During a meeting with Honig last December, he observed that "the average board member doesn't even know what the hell vocational education is" and, later, "the average board member can't balance a checkbook." He also charged that most of the research money that goes to the University of California is wasted "and what they produce is crap."

"There's a wonderful naivete about the man," said an education official who has been observing Carrabino for some time. "I'm not sure he always means all that belligerent stuff, but it just comes pouring out."

Last September, Carrabino persuaded a majority of State Board of Education members to support proposals to significantly increase the board's authority over the huge education budget, the appointment of top officials to the Department of Education, and the review of policy directives before they are sent to the state's 1,000 school districts, among other moves.

Honig called the actions, taken without consulting him, an "ambush" and "either illegal or unconstitutional." There followed months of meetings, arguments and proposed compromises.

The dispute between the two top education officials reflects a combative side of Carrabino that has characterized his personal as well as his public life.

Carrabino earned an engineering degree from Worcester Polytechnic Institute--the first in his family to attend college.
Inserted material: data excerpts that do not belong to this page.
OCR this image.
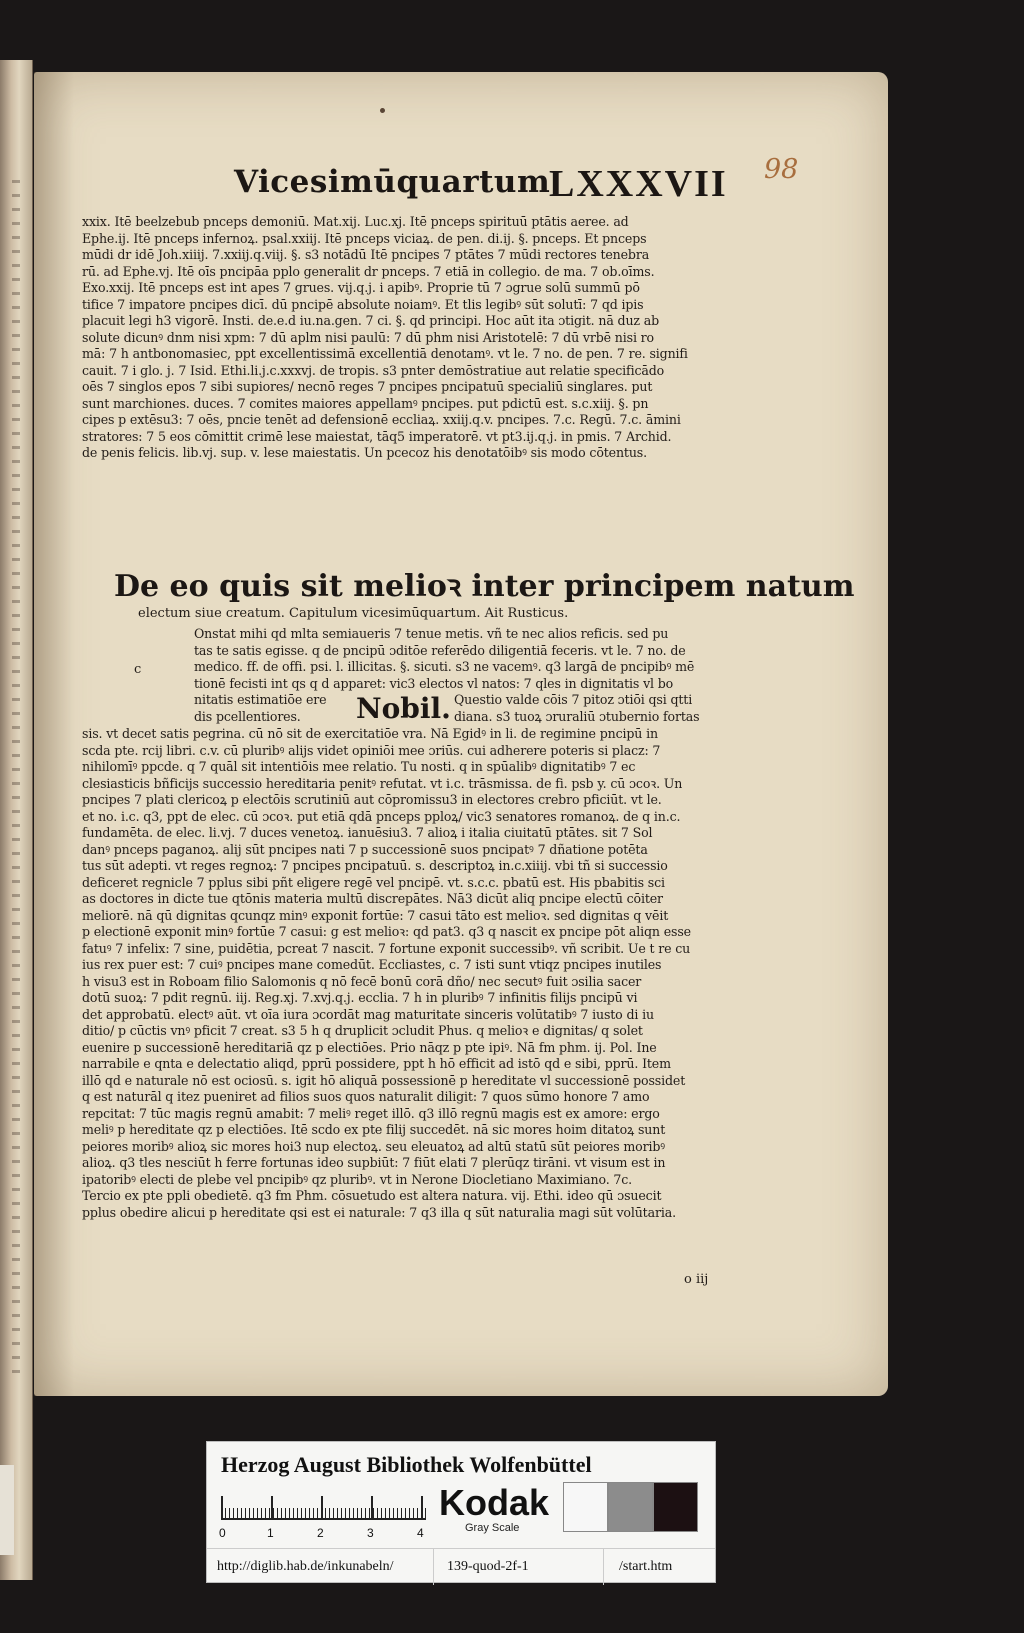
Vicesimūquartum
LXXXVII 98
xxix. Itē beelzebub pnceps demoniū. Mat.xij. Luc.xj. Itē pnceps spirituū ptātis aeree. ad
Ephe.ij. Itē pnceps infernoꝝ. psal.xxiij. Itē pnceps viciaꝝ. de pen. di.ij. §. pnceps. Et pnceps
mūdi dr idē Joh.xiiij. 7.xxiij.q.viij. §. s3 notādū Itē pncipes 7 ptātes 7 mūdi rectores tenebra
rū. ad Ephe.vj. Itē oīs pncipāa pplo generalit dr pnceps. 7 etiā in collegio. de ma. 7 ob.oīms.
Exo.xxij. Itē pnceps est int apes 7 grues. vij.q.j. i apibꝰ. Proprie tū 7 ɔgrue solū summū pō
tifice 7 impatore pncipes dicī. dū pncipē absolute noiamꝰ. Et tlis legibꝰ sūt solutī: 7 qd ipis
placuit legi h3 vigorē. Insti. de.e.d iu.na.gen. 7 ci. §. qd principi. Hoc aūt ita ɔtigit. nā duz ab
solute dicunꝰ dnm nisi xpm: 7 dū aplm nisi paulū: 7 dū phm nisi Aristotelē: 7 dū vrbē nisi ro
mā: 7 h antbonomasiec, ppt excellentissimā excellentiā denotamꝰ. vt le. 7 no. de pen. 7 re. signifi
cauit. 7 i glo. j. 7 Isid. Ethi.li.j.c.xxxvj. de tropis. s3 pnter demōstratiue aut relatie specificādo
oēs 7 singlos epos 7 sibi supiores/ necnō reges 7 pncipes pncipatuū specialiū singlares. put
sunt marchiones. duces. 7 comites maiores appellamꝰ pncipes. put pdictū est. s.c.xiij. §. pn
cipes p extēsu3: 7 oēs, pncie tenēt ad defensionē eccliaꝝ. xxiij.q.v. pncipes. 7.c. Regū. 7.c. āmini
stratores: 7 5 eos cōmittit crimē lese maiestat, tāq5 imperatorē. vt pt3.ij.q.j. in pmis. 7 Archid.
de penis felicis. lib.vj. sup. v. lese maiestatis. Un pcecoz his denotatōibꝰ sis modo cōtentus.
De eo quis sit melioꝛ inter principem natum
electum siue creatum. Capitulum vicesimūquartum. Ait Rusticus.
Onstat mihi qd mlta semiaueris 7 tenue metis. vñ te nec alios reficis. sed pu
tas te satis egisse. q de pncipū ɔditōe referēdo diligentiā feceris. vt le. 7 no. de
medico. ff. de offi. psi. l. illicitas. §. sicuti. s3 ne vacemꝰ. q3 largā de pncipibꝰ mē
tionē fecisti int qs q d apparet: vic3 electos vl natos: 7 qles in dignitatis vl bo
c
nitatis estimatiōe ere
dis pcellentiores.	Nobil. Questio valde cōis 7 pitoz ɔtiōi qsi qtti
diana. s3 tuoꝝ ɔruraliū ɔtubernio fortas
sis. vt decet satis pegrina. cū nō sit de exercitatiōe vra. Nā Egidꝰ in li. de regimine pncipū in
scda pte. rcij libri. c.v. cū pluribꝰ alijs videt opiniōi mee ɔriūs. cui adherere poteris si placz: 7
nihilomīꝰ ppcde. q 7 quāl sit intentiōis mee relatio. Tu nosti. q in spūalibꝰ dignitatibꝰ 7 ec
clesiasticis bñficijs successio hereditaria penitꝰ refutat. vt i.c. trāsmissa. de fi. psb y. cū ɔcoꝛ. Un
pncipes 7 plati clericoꝝ p electōis scrutiniū aut cōpromissu3 in electores crebro pficiūt. vt le.
et no. i.c. q3, ppt de elec. cū ɔcoꝛ. put etiā qdā pnceps pploꝝ/ vic3 senatores romanoꝝ. de q in.c.
fundamēta. de elec. li.vj. 7 duces venetoꝝ. ianuēsiu3. 7 alioꝝ i italia ciuitatū ptātes. sit 7 Sol
danꝰ pnceps paganoꝝ. alij sūt pncipes nati 7 p successionē suos pncipatꝰ 7 dñatione potēta
tus sūt adepti. vt reges regnoꝝ: 7 pncipes pncipatuū. s. descriptoꝝ in.c.xiiij. vbi tñ si successio
deficeret regnicle 7 pplus sibi pñt eligere regē vel pncipē. vt. s.c.c. pbatū est. His pbabitis sci
as doctores in dicte tue qtōnis materia multū discrepātes. Nā3 dicūt aliq pncipe electū cōiter
meliorē. nā qū dignitas qcunqz minꝰ exponit fortūe: 7 casui tāto est melioꝛ. sed dignitas q vēit
p electionē exponit minꝰ fortūe 7 casui: g est melioꝛ: qd pat3. q3 q nascit ex pncipe pōt aliqn esse
fatuꝰ 7 infelix: 7 sine, puidētia, pcreat 7 nascit. 7 fortune exponit successibꝰ. vñ scribit. Ue t re cu
ius rex puer est: 7 cuiꝰ pncipes mane comedūt. Eccliastes, c. 7 isti sunt vtiqz pncipes inutiles
h visu3 est in Roboam filio Salomonis q nō fecē bonū corā dño/ nec secutꝰ fuit ɔsilia sacer
dotū suoꝝ: 7 pdit regnū. iij. Reg.xj. 7.xvj.q.j. ecclia. 7 h in pluribꝰ 7 infinitis filijs pncipū vi
det approbatū. electꝰ aūt. vt oīa iura ɔcordāt mag maturitate sinceris volūtatibꝰ 7 iusto di iu
ditio/ p cūctis vnꝰ pficit 7 creat. s3 5 h q druplicit ɔcludit Phus. q melioꝛ e dignitas/ q solet
euenire p successionē hereditariā qz p electiōes. Prio nāqz p pte ipiꝰ. Nā fm phm. ij. Pol. Ine
narrabile e qnta e delectatio aliqd, pprū possidere, ppt h hō efficit ad istō qd e sibi, pprū. Item
illō qd e naturale nō est ociosū. s. igit hō aliquā possessionē p hereditate vl successionē possidet
q est naturāl q itez pueniret ad filios suos quos naturalit diligit: 7 quos sūmo honore 7 amo
repcitat: 7 tūc magis regnū amabit: 7 meliꝰ reget illō. q3 illō regnū magis est ex amore: ergo
meliꝰ p hereditate qz p electiōes. Itē scdo ex pte filij succedēt. nā sic mores hoim ditatoꝝ sunt
peiores moribꝰ alioꝝ sic mores hoi3 nup electoꝝ. seu eleuatoꝝ ad altū statū sūt peiores moribꝰ
alioꝝ. q3 tles nesciūt h ferre fortunas ideo supbiūt: 7 fiūt elati 7 plerūqz tirāni. vt visum est in
ipatoribꝰ electi de plebe vel pncipibꝰ qz pluribꝰ. vt in Nerone Diocletiano Maximiano. 7c.
Tercio ex pte ppli obedietē. q3 fm Phm. cōsuetudo est altera natura. vij. Ethi. ideo qū ɔsuecit
pplus obedire alicui p hereditate qsi est ei naturale: 7 q3 illa q sūt naturalia magi sūt volūtaria.
o iij
Herzog August Bibliothek Wolfenbüttel
0	1	2	3	4
Kodak
Gray Scale
http://diglib.hab.de/inkunabeln/	139-quod-2f-1	/start.htm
As a graduate student at Northwestern University in 1949, he accompanied that school's last Rose Bowl team to California and, he said, "was seduced by the shirt-sleeve weather." In 1950, he enrolled in UCLA's engineering doctoral program and remained at the Westwood campus for almost 40 years.

Carrabino's Ph.D. dissertation was considered to be pioneering work, but he published little after that. Instead, he ran a successful executive training program on the Westwood campus, developed a lucrative management consulting business and served on 16 public and private governing boards.

That included four years on the Los Angeles Harbor Commission, which he left two years before a series of scandals led to the indictments of two commissioners and the mysterious drowning of the commission president.

Such outside activities are not well-regarded at a research-oriented university such as UCLA. He never advanced beyond the first step of full professor and was gradually excluded from mainstream activities in the Graduate School of Management, according to former colleagues.

Carrabino also frequently argued with department chairmen over his assignments. Court documents show these disputes reached a climax in the spring of 1982, when he refused to teach an assigned undergraduate management course and was demoted from full professor to associate professor.

The regents' computerized records, which date to 1965, show that Carrabino is the only tenured professor in the nine-campus system who has been reduced in rank, a UC spokesman said.

Carrabino said he refused to teach the course because "they weren't making the best use of my talents," contending that he was better qualified to teach graduate, not undergraduate, classes. He sued to reverse the university's decision. He failed, but regained his title as professor emeritus upon retirement in 1989 under an arrangement that UCLA administrators will not discuss.

Carrabino said he "was amazed" when asked in 1986 if he would like to serve on the State Board of Education. Five of Carrabino's six children went to parochial, not public, schools. "I didn't know anything about the State Board of Education," Carrabino said. "But the woman said, 'That's OK, nobody else does, either.' "

A San Fernando Valley Democrat turned Republican, Carrabino harbors political ambitions. He ran unsuccessfully for Los Angeles city controller in 1981 and last year considered running against Democratic state Sen. Alan Robbins of Tarzana.

Carrabino would also like to be director of industrial relations in the Wilson Administration--a job he sought unsuccessfully from Wilson's predecessor, George Deukmejian.

Carrabino's controversial career and tendency to shoot from the hip seem to make him an unlikely Wilson appointee.

Time also may be running out for Carrabino on the board. His majority could end as terms of Deukmejian appointees expire and they are replaced by Wilson choices. Carrabino's term expires next January.